Résumé de la décision
La SAS Cora conteste l’ordonnance rendue le 28 mars 2017 par le président de la 1ère chambre du tribunal administratif de Montreuil, qui avait donné acte de son désistement d'instance concernant une demande de décharge de la taxe d'enlèvement des ordures ménagères pour l'année 2013. La société argüe qu'il existait une confusion due à l’enregistrement d’une autre demande pour l’année 2014. Le tribunal a donné raison à la société Cora, annulant l'ordonnance contestée et renvoyant l'affaire au tribunal administratif de Montreuil, avec une condamnation de l’Etat à verser 1 000 euros à la société au titre des frais de justice.
Arguments pertinents
Les principaux arguments de la décision se fondent sur l'erreur de droit commise par le président de la 1ère chambre du tribunal administratif. En effet, celui-ci a mal interprété les écritures de la SAS Cora :
1. Mauvaise interprétation des écritures : Le tribunal a statué sur le désistement sans que la société Cora ait effectivement exprimé sa volonté de se désister de l’instance relative à l'année 2013. Cela démontre une méconnaissance des pièces du dossier.

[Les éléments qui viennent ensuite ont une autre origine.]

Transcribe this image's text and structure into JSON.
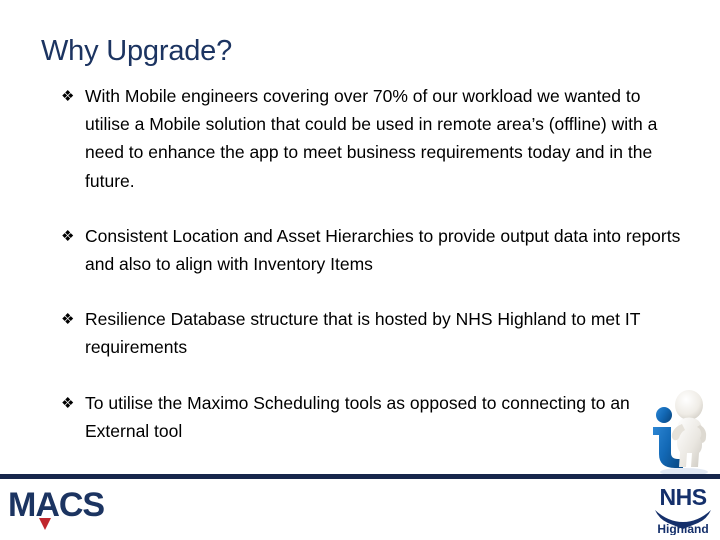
{
  "slide": {
    "title": "Why Upgrade?",
    "title_color": "#1C3461",
    "background_color": "#FFFFFF",
    "bullet_glyph": "❖",
    "bullets": [
      {
        "text": "With Mobile engineers covering over 70% of our workload we wanted to utilise a Mobile solution that could be used in remote area’s (offline) with a need to enhance the app to meet business requirements today and in the future."
      },
      {
        "text": "Consistent Location and Asset Hierarchies to provide output data into reports and also to align with Inventory Items"
      },
      {
        "text": "Resilience Database structure that is hosted by NHS Highland to met IT requirements"
      },
      {
        "text": "To utilise the Maximo Scheduling tools as opposed to connecting to an External tool"
      }
    ]
  },
  "footer": {
    "divider_color": "#16264B",
    "macs_logo": {
      "name": "macs-logo",
      "text": "MACS",
      "color": "#1C3461",
      "accent_color": "#C0272D"
    },
    "nhs_logo": {
      "name": "nhs-highland-logo",
      "primary_text": "NHS",
      "secondary_text": "Highland",
      "color": "#15306B"
    }
  },
  "graphics": {
    "info_figure": {
      "name": "info-person-icon",
      "letter": "i",
      "accent_color": "#1369B6",
      "figure_color": "#F2F0EC"
    }
  }
}
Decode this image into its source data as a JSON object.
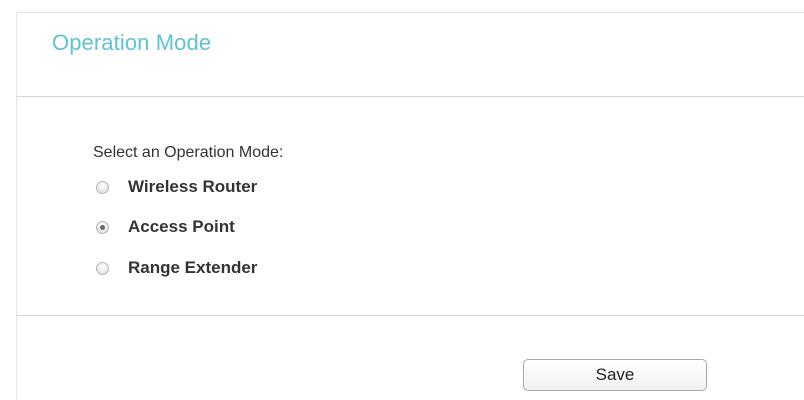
{
  "page": {
    "title": "Operation Mode",
    "accent_color": "#5ec3d4"
  },
  "form": {
    "label": "Select an Operation Mode:",
    "options": [
      {
        "label": "Wireless Router",
        "checked": false
      },
      {
        "label": "Access Point",
        "checked": true
      },
      {
        "label": "Range Extender",
        "checked": false
      }
    ]
  },
  "actions": {
    "save_label": "Save"
  }
}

2. Non-communication d’un désistement : Le constat que l'enregistrement d'une demande distincte pour l'année 2014 prouve que la société n’avait pas l'intention de se désister de sa demande pour 2013. Selon l'ordonnance, « la société n'a saisi ce tribunal d'aucune écriture faisant état de sa volonté de se désister de l'instance ».
3. Conséquences de l'erreur : L'annulation de l’ordonnance était nécessaire pour rétablir la situation juridique de la SAS Cora, ce qui justifie également l'allocation de frais au titre de l'article L. 761-1 du code de justice administrative.
Interprétations et citations légales
La décision repose sur une interprétation stricte des règles de désistement d'instance, notamment en vertu des dispositions suivantes :
- Code de justice administrative - Article R. 222-1 : Cet article permet au président de formation de jugement de donner acte des désistements, mais cela présuppose une déclaration claire et effective du désistement par la partie concernée. La formulation de l’article stipule que le président doit examiner les écrits pour vérifier la volonté des parties.
- Énoncé clé de l'ordonnance : Il est relevé que la socité Cora n'avait pas formellement fait état d'un désistement. Cela implique que, pour un désistement à être valable, il doit être explicite et reconnu par le tribunal. La requête pour l'année 2014 montre une continuité de l’engagement de la société dans la question litigieuse.
Du fait de cette erreur de droit, résultant de la méconnaissance des pièces du dossier et de la volonté de la parte, le jugement a reconnu la nécessité de corriger cette situation par l'annulation et le renvoi de l'affaire, réaffirmant le principe de protection des droits des contribuables en matière de litiges fiscaux.